データの送受信ぐらいまでは、あっさり行ったのですが、認証エラー(401)が中々消えませんでした。
つまらない話しですが、今回、既存で用意されているC#のコードと比較しながら行った、デバッグ要領を紹介させて下さい。
(1) SHA256
他の言語だと、結構、関数一発で生成できるSHA256ですが、Objective-Cは、ちょっと手間がかかりました。 最終的には、既存サンプル(C#)での出力と同じになることを目指して進めました。
既存サンプル(C#)の実行結果
Objective−Cの実行結果
(2) x-pay-token
今回、選択したShared Secret認証では、x-pay-tokenという認証用の文字列を生成して、ヘッダに入れる必要があるのですが、これが、結構ややこしかったです。
簡単に言うと、「シークレットキー」と「現在時間」と「APIURL」と「レクエストの内容」を繋げて、先ほどのSHA256でハッシュ化し、再び現在時刻と繋げたものです。
どれか、1つでも間違うと認証が通らないので、どこで間違っているのか突き止めるのは、結構大変でした。

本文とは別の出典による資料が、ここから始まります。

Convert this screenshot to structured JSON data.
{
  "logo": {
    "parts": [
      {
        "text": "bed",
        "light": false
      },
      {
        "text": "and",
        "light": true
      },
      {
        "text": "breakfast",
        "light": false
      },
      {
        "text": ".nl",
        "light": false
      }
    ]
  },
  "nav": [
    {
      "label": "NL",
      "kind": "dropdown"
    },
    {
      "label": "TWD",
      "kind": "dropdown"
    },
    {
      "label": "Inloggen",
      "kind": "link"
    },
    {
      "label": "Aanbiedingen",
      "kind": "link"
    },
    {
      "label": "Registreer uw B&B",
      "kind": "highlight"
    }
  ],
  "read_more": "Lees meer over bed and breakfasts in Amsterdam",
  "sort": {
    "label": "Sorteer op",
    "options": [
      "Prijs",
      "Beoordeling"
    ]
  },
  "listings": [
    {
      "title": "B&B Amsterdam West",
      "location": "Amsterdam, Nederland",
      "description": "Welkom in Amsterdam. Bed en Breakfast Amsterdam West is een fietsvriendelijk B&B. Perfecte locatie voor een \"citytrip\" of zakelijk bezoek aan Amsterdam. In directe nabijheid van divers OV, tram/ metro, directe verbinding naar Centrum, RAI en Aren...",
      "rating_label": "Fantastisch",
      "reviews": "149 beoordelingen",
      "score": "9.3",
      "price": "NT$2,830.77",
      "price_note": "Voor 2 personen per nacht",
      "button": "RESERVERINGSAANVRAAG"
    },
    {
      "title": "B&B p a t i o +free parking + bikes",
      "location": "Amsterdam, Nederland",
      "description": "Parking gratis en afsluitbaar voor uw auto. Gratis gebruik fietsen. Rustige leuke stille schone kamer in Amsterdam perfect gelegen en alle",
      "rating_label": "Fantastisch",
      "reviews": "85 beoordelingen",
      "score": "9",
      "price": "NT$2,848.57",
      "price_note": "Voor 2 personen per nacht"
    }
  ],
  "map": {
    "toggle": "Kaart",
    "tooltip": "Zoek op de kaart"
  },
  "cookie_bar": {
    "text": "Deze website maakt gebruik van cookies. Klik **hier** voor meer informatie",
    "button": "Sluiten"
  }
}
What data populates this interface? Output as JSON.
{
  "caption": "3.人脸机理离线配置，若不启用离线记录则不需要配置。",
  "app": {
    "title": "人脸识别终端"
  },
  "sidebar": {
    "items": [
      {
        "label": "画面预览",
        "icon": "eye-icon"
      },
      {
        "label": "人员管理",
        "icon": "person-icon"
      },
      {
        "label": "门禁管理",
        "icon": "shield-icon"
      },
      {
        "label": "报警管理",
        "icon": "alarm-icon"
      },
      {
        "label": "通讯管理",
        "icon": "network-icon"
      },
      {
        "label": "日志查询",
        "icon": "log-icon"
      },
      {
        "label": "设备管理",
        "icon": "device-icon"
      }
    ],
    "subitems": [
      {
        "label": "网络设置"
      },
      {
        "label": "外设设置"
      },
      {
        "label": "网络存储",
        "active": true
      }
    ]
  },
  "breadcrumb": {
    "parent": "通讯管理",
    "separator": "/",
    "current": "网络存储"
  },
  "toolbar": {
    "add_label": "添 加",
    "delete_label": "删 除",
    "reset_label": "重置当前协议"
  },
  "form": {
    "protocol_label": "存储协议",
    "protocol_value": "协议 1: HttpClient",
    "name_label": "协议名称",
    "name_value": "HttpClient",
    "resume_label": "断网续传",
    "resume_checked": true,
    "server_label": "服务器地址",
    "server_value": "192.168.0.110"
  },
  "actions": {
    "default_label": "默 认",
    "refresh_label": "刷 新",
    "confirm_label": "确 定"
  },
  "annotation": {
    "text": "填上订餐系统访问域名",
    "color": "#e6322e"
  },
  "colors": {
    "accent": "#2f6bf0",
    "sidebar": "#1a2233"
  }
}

結論的には、現在時間以外は、同じに出来るので、timeStampを返すところだけモックで固定値にして、比較しながら作業しました。
現在時間を固定
既存サンプル(C#)の実行結果
Objectiv−Cの実行結果
現在時間の生合成も認証の一つらしく、サーバへのアクセス時間と数10秒ぐらいずれると、やはり認証エラーとなるので、忙しかったです。
7 最後に
今回は、単純に他の言語を移植するというだけの作業でしたが、色々考えさせられるものがありました。
既に、正常に動作している物が1つでもる場合・・・「何処をモック化し、効率良く比較しながらデバッグできるのか?」面白い課題だと思いました。